Jones didn't shy away from it. Identity--the labels we put on or that are put on us--has been, and continues to be, a primary preoccupation of his work. Terminal illness, he decided, was a label worth exploring, too. Over the course of a year, he convened Survival Workshops across the country, working with nearly 100 non-dancers of all ages facing cancer, AIDS, and cystic fibrosis, among other illnesses.
The resulting multimedia dance-theater work, Still/Here, premiered in 1994 and was hailed by critics as Jones's most important work, "a landmark of 20th-century dance." Well, most critics. In a now-infamous article called "Discussing the Undiscussable," The New Yorker's Arlene Croce refused to see or review Still/Here. In a lament veering from the state of arts funding to the diminished role of the critic, Croce dismissed artists like "disenfranchised homosexuals," whom she accused of "[making] out of victimhood victim art."

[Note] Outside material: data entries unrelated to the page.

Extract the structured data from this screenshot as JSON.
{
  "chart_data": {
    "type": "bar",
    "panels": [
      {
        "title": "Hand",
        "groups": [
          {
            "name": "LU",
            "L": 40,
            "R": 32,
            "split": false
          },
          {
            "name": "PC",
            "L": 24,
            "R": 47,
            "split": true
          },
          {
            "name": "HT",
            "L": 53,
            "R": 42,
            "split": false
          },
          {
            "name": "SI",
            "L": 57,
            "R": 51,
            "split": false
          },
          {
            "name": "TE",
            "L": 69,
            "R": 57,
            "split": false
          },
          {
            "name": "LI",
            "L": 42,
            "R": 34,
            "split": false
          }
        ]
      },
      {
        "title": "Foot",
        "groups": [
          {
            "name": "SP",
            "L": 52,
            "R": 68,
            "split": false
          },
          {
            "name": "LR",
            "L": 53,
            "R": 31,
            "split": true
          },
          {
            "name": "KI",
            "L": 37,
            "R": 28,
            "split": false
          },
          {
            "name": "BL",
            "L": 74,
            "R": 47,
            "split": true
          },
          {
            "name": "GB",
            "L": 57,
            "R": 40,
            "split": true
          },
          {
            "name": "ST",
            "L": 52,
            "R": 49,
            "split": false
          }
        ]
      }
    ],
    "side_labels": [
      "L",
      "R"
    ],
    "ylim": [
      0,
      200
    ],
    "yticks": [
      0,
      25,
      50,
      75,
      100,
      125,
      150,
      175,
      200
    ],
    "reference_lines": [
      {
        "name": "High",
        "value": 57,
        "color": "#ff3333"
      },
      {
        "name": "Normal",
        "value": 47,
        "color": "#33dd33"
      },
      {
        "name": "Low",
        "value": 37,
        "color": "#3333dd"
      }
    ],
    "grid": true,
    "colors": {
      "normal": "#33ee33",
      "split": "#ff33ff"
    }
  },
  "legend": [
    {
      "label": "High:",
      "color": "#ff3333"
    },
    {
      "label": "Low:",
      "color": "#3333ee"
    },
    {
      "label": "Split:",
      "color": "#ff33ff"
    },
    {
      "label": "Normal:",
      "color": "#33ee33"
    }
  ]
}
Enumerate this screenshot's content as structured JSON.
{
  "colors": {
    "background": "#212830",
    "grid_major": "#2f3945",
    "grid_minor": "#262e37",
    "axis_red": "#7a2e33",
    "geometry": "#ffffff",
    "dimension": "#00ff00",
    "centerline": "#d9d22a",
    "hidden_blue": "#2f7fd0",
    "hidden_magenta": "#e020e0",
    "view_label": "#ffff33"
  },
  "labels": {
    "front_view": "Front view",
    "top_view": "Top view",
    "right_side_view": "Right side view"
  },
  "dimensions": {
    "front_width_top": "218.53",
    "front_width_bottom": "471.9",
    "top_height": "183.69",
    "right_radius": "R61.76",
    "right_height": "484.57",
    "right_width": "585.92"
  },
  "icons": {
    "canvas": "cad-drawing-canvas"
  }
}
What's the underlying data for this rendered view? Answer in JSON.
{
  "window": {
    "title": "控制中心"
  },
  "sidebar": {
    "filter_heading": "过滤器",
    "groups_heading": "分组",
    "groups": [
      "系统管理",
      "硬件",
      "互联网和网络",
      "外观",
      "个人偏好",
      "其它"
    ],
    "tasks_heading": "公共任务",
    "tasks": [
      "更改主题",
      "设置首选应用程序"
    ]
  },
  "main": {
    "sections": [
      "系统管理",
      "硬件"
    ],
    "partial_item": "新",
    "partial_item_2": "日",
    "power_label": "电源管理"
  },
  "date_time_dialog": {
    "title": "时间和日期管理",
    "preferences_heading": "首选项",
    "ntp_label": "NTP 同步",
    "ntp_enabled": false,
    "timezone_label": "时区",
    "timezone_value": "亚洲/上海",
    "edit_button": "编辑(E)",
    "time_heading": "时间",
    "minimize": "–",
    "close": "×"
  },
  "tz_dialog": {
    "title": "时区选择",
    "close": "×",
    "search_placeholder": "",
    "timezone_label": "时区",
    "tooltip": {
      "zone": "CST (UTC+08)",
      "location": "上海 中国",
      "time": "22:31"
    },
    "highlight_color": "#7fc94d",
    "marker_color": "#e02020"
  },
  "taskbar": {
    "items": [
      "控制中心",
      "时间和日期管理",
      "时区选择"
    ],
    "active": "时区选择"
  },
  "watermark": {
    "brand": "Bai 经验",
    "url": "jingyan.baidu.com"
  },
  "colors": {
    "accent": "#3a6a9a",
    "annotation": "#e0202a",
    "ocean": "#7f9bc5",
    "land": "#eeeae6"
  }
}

Like any good controversy, the brouhaha catapulted Jones to national fame and spawned debate over the value and validity of his methods and message. Jones, for his part, does not consider Still/Here--or any of his work--to be about AIDS.
"As a person who has to deal with his own possible early death, I was looking for people who are dealing with the same thing," he explained in a documentary with Bill Moyers. "My job is to evoke the spirit of survival."
Significantly, though, by including people with HIV and AIDS in his portraits of persistence, Jones presented them simply as individuals facing their mortality rather than as members of a stigmatized group in a political battle. Still/Here didn't differentiate between the various afflictions or dwell on how they were acquired--it was only interested in how one kept living and loving.
In contrast to the urgent activism of the late '80s with ACT UP's public protests and large-scale memorials like the AIDS quilt, Still/Here treated the disease as part of the long history of human health and suffering. Croce may have felt like a victim for having to evaluate the messiness of life through the filter of art, but for the many viewers who were deeply moved by Still/Here, Jones's dance was a powerful, participatory act of healing.